La corte suprema de Brasil votó este viernes por unanimidad para rechazar una apelación y mantener la condena a 27 años del expresidente Jair Bolsonaro por intentar un golpe de Estado tras las elecciones de 2022.
El líder ultraderechista fue hallado culpable en septiembre de haber operado para impedir la asunción del izquierdista Luiz Inácio Lula da Silva tras perder los comicios.
Apelación
En la apelación, los abogados alegaron «profundas injusticias» y «contradicciones» en el fallo que tiene al político de 70 años cerca de ir a la cárcel. La defensa reclamó supuestos obstáculos para ejercer su función durante el juicio y buscaba reducir la pena.
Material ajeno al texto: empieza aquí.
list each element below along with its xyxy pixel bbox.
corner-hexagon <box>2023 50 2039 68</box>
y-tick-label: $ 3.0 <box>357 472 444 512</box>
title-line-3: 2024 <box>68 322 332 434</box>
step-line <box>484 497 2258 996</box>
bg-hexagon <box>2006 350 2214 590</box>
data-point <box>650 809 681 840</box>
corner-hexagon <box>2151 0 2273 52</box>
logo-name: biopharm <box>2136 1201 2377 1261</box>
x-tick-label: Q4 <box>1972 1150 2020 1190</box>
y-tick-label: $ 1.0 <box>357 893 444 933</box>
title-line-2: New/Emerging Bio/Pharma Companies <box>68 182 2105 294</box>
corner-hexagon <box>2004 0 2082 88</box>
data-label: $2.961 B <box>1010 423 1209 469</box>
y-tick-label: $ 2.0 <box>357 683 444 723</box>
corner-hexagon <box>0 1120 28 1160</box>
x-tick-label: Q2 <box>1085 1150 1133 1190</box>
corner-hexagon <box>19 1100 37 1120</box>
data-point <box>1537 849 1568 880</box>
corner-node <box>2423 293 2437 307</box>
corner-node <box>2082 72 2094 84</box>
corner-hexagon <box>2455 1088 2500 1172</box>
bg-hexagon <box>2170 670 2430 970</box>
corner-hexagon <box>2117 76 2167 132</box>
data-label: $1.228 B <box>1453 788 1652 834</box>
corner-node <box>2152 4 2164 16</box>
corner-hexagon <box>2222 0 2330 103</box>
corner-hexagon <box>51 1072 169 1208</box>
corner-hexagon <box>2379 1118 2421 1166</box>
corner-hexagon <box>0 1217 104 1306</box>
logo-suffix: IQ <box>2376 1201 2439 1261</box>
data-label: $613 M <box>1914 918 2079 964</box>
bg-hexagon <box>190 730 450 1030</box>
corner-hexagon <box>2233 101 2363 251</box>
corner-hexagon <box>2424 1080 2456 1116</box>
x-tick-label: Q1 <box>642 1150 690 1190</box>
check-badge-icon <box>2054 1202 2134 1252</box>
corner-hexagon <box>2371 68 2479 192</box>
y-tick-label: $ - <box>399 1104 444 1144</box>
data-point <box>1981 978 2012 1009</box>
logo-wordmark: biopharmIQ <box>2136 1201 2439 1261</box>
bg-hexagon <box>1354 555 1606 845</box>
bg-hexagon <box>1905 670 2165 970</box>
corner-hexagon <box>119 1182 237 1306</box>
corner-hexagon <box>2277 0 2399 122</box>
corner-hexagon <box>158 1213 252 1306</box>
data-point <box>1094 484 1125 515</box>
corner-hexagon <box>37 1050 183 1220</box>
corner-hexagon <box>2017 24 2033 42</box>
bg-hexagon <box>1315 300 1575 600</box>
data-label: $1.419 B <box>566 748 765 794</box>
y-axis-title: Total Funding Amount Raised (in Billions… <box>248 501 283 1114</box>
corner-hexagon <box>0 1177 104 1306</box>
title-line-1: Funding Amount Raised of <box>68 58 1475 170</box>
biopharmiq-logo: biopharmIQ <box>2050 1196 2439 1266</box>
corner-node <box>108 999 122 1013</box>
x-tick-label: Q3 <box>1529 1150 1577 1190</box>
Los cuatro magistrados de la primera sala del Supremo Tribunal Federal votaron en contra del recurso, en una sesión que transcurrió de modo virtual.
El resultado no será oficial hasta finalizado el plazo establecido por el tribunal, a la medianoche del 14 de noviembre.
Rechazo total
El juez Alexandre de Moraes, a cargo del caso, fue el primero en pronunciarse y rechazar todos los argumentos de la defensa.
En un extenso documento de 141 páginas al que accedió la AFP, Moraes reiteró el papel de Bolsonaro como líder de una organización criminal que, junto a varios colaboradores, conspiró para tentar contra el estado de derecho democrático.
También reafirmó su actuación como instigador de los actos del 8 de enero de 2023, cuando cientos de sus seguidores asaltaron las sedes de los poderes públicos en Brasilia.
El magistrado negó la existencia de «cercenamiento de defensa», señalando que todas las pruebas fueron puestas a disposición de los abogados.
«La sentencia fundamentó todas las etapas del cálculo de la pena», escribió Moraes.
Mayoría
Los otros tres jueces votaron en el mismo sentido a lo largo del día.
El exmandatario (2019-2022) espera la decisión en prisión domiciliaria preventiva y con prohibición de dar declaraciones públicas o usar redes sociales.
En ese caso, la condena empezaría a aplicarse y Bolsonaro podría entrar en prisión.
Por sus problemas de salud, la defensa puede solicitar a la corte que le permita cumplir su condena en casa, tal como ocurrió con el expresidente Fernando Collor de Mello (1990-1992).
Este obtuvo en mayo prisión domiciliaria para una condena de ocho años por corrupción.
Bolsonaro sufre varias complicaciones derivadas de una puñalada en el vientre que recibió en 2018 durante un acto de su campaña a la presidencia.
Apoyos
Tras la condena, el bolsonarismo impulsó un proyecto de ley de amnistía en el Congreso que beneficiaría al expresidente ya los participantes de los disturbios de aquel 8 de enero.
Sin embargo, la iniciativa se desinfló después de grandes protestas en varias ciudades de Brasil.
El proceso contra el mayor líder de la derecha brasileña avanza mientras Brasil y Estados Unidos recomponen su relación bilateral, tensionada precisamente por este juicio.
Una campaña en Estados Unidos del diputado Eduardo Bolsonaro, hijo del exmandatario, contribuyó a que Donald Trump impusiera aranceles punitivos del 50% a las exportaciones brasileñas.
Lula se encontró con Trump en octubre en Malasia para conversar sobre los aranceles y anticipó «buenos acuerdos para ambos países».
El jueves, Eduardo Bolsonaro se reunió en Washington con el primer ministro húngaro, el ultraconservador Viktor Orban, quien le expresó su apoyo «firme» a la familia.
«¡Sigan luchando!: las cacerías de brujas políticas no tienen cabida en la democracia», escribió Orban en X.